During the past four decades, finance has gone from being one economic sector among others to functioning as the central nervous system of contemporary capitalism. Economic policymaking has been deeply shaped by the idea that any measures interfering with the workings of financial markets will harm the public interest in a robust economy. This conviction has greatly leveraged the ability of finance to resist regulation and to demand the constant use of public resources for backstops and bailouts. Thus, what binds the machinery of policymaking to the power of finance is not a set of discrete ties but rather something akin to a Gordian knot.
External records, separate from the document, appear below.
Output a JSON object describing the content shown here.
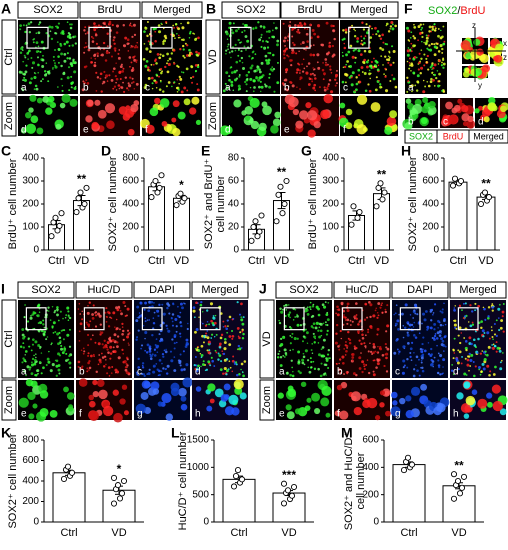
{
  "figure": {
    "A": {
      "label": "A",
      "channels": [
        "SOX2",
        "BrdU",
        "Merged"
      ],
      "group": "Ctrl",
      "zoom": "Zoom",
      "sublabels": [
        "a",
        "b",
        "c",
        "d",
        "e",
        "f"
      ]
    },
    "B": {
      "label": "B",
      "channels": [
        "SOX2",
        "BrdU",
        "Merged"
      ],
      "group": "VD",
      "zoom": "Zoom",
      "sublabels": [
        "a",
        "b",
        "c",
        "d",
        "e",
        "f"
      ]
    },
    "F": {
      "label": "F",
      "title_parts": [
        "SOX2",
        "/",
        "BrdU"
      ],
      "sublabels": [
        "a",
        "b",
        "c",
        "d"
      ],
      "axes": [
        "z",
        "x",
        "z",
        "y"
      ],
      "legend": [
        "SOX2",
        "BrdU",
        "Merged"
      ]
    },
    "I": {
      "label": "I",
      "channels": [
        "SOX2",
        "HuC/D",
        "DAPI",
        "Merged"
      ],
      "group": "Ctrl",
      "zoom": "Zoom",
      "sublabels": [
        "a",
        "b",
        "c",
        "d",
        "e",
        "f",
        "g",
        "h"
      ]
    },
    "J": {
      "label": "J",
      "channels": [
        "SOX2",
        "HuC/D",
        "DAPI",
        "Merged"
      ],
      "group": "VD",
      "zoom": "Zoom",
      "sublabels": [
        "a",
        "b",
        "c",
        "d",
        "e",
        "f",
        "g",
        "h"
      ]
    }
  },
  "chart_data": [
    {
      "panel": "C",
      "type": "bar",
      "ylabel": "BrdU⁺ cell number",
      "categories": [
        "Ctrl",
        "VD"
      ],
      "values": [
        110,
        215
      ],
      "errors": [
        18,
        22
      ],
      "points": [
        [
          60,
          85,
          105,
          120,
          140,
          160
        ],
        [
          165,
          185,
          200,
          225,
          250,
          270
        ]
      ],
      "significance": "**",
      "color": "#ffffff",
      "ylim": [
        0,
        400
      ],
      "yticks": [
        0,
        100,
        200,
        300,
        400
      ]
    },
    {
      "panel": "D",
      "type": "bar",
      "ylabel": "SOX2⁺ cell number",
      "categories": [
        "Ctrl",
        "VD"
      ],
      "values": [
        550,
        450
      ],
      "errors": [
        35,
        25
      ],
      "points": [
        [
          460,
          500,
          540,
          570,
          600,
          650
        ],
        [
          390,
          420,
          450,
          470,
          490
        ]
      ],
      "significance": "*",
      "color": "#ffffff",
      "ylim": [
        0,
        800
      ],
      "yticks": [
        0,
        200,
        400,
        600,
        800
      ]
    },
    {
      "panel": "E",
      "type": "bar",
      "ylabel": [
        "SOX2⁺ and BrdU⁺",
        "cell number"
      ],
      "categories": [
        "Ctrl",
        "VD"
      ],
      "values": [
        18,
        43
      ],
      "errors": [
        4,
        7
      ],
      "points": [
        [
          8,
          12,
          16,
          20,
          25,
          30
        ],
        [
          25,
          32,
          40,
          48,
          55,
          60
        ]
      ],
      "significance": "**",
      "color": "#ffffff",
      "ylim": [
        0,
        80
      ],
      "yticks": [
        0,
        20,
        40,
        60,
        80
      ]
    },
    {
      "panel": "G",
      "type": "bar",
      "ylabel": "BrdU⁺ cell number",
      "categories": [
        "Ctrl",
        "VD"
      ],
      "values": [
        150,
        245
      ],
      "errors": [
        20,
        25
      ],
      "points": [
        [
          110,
          140,
          165,
          190
        ],
        [
          190,
          220,
          250,
          270,
          290
        ]
      ],
      "significance": "**",
      "color": "#ffffff",
      "ylim": [
        0,
        400
      ],
      "yticks": [
        0,
        100,
        200,
        300,
        400
      ]
    },
    {
      "panel": "H",
      "type": "bar",
      "ylabel": "SOX2⁺ cell number",
      "categories": [
        "Ctrl",
        "VD"
      ],
      "values": [
        590,
        460
      ],
      "errors": [
        20,
        20
      ],
      "points": [
        [
          560,
          580,
          600,
          620
        ],
        [
          400,
          430,
          460,
          480,
          500
        ]
      ],
      "significance": "**",
      "color": "#ffffff",
      "ylim": [
        0,
        800
      ],
      "yticks": [
        0,
        200,
        400,
        600,
        800
      ]
    },
    {
      "panel": "K",
      "type": "bar",
      "ylabel": "SOX2⁺ cell number",
      "categories": [
        "Ctrl",
        "VD"
      ],
      "values": [
        480,
        310
      ],
      "errors": [
        25,
        40
      ],
      "points": [
        [
          420,
          450,
          480,
          510,
          540
        ],
        [
          180,
          230,
          280,
          320,
          360,
          400,
          430
        ]
      ],
      "significance": "*",
      "color": "#ffffff",
      "ylim": [
        0,
        800
      ],
      "yticks": [
        0,
        200,
        400,
        600,
        800
      ]
    },
    {
      "panel": "L",
      "type": "bar",
      "ylabel": "HuC/D⁺ cell number",
      "categories": [
        "Ctrl",
        "VD"
      ],
      "values": [
        780,
        530
      ],
      "errors": [
        60,
        45
      ],
      "points": [
        [
          650,
          720,
          780,
          840,
          950
        ],
        [
          340,
          420,
          480,
          530,
          580,
          640,
          700
        ]
      ],
      "significance": "***",
      "color": "#ffffff",
      "ylim": [
        0,
        1500
      ],
      "yticks": [
        0,
        500,
        1000,
        1500
      ]
    },
    {
      "panel": "M",
      "type": "bar",
      "ylabel": [
        "SOX2⁺ and HuC/D⁺",
        "cell number"
      ],
      "categories": [
        "Ctrl",
        "VD"
      ],
      "values": [
        420,
        265
      ],
      "errors": [
        20,
        22
      ],
      "points": [
        [
          380,
          400,
          420,
          440,
          470
        ],
        [
          170,
          210,
          250,
          270,
          300,
          330,
          350
        ]
      ],
      "significance": "**",
      "color": "#ffffff",
      "ylim": [
        0,
        600
      ],
      "yticks": [
        0,
        200,
        400,
        600
      ]
    }
  ]
}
The symposium brings together an interdisciplinary group of social scientists to examine the mechanisms and relationships that maintain the hold of finance on the contemporary political economy. In this way, we aim to produce a clearer picture of what post-neoliberal projects are up against, and a better understanding of what points for counter-leverage exist – how the Gordian knot of finance has been tied and how we might be able to undo it.
Participants include
- Mona Ali, The New School, USA
- Will Bateman, Australian National University Australia
- Mareike Beck, Warwick University, UK
- Ritu Birla, University of Toronto, Canada
- Dick Bryan, University of Sydney, Australia
- Gareth Bryant, University of Sydney, Australia
- Adrienne Buller, Common Wealth, UK
- Michelle Chihara, Whittier College, USA
- Christine Desan, Harvard University, USA
- Stefan Eich, Georgetown University, USA
- Martijn Konings, University of Sydney, Australia
- Michael Lazarus, Deakin University, Australia
- Monique McKenzie, University of Sydney, Australia
- Perry Mehrling, Boston University, USA
- Rachel O’Dwyer, National College of Art and Design, Ireland
- Onur Özgode, Bilkent University, Turkey
- Claire Parfitt, University of Sydney, Australia
- Janet Roitman, RMIT University, Australia
- Amin Samman, City, University of London, UK
- Mike Savage, London School of Economics, UK
- Ben Spies-Butcher, Macquarie University, Australia
- Sophie Webber, University of Sydney, Australia
The symposium is organised by Martijn Konings in association with the Finance and Society Network (FSN). It is generously sponsored by the Hewlett Foundation and receives additional support from the University of Sydney.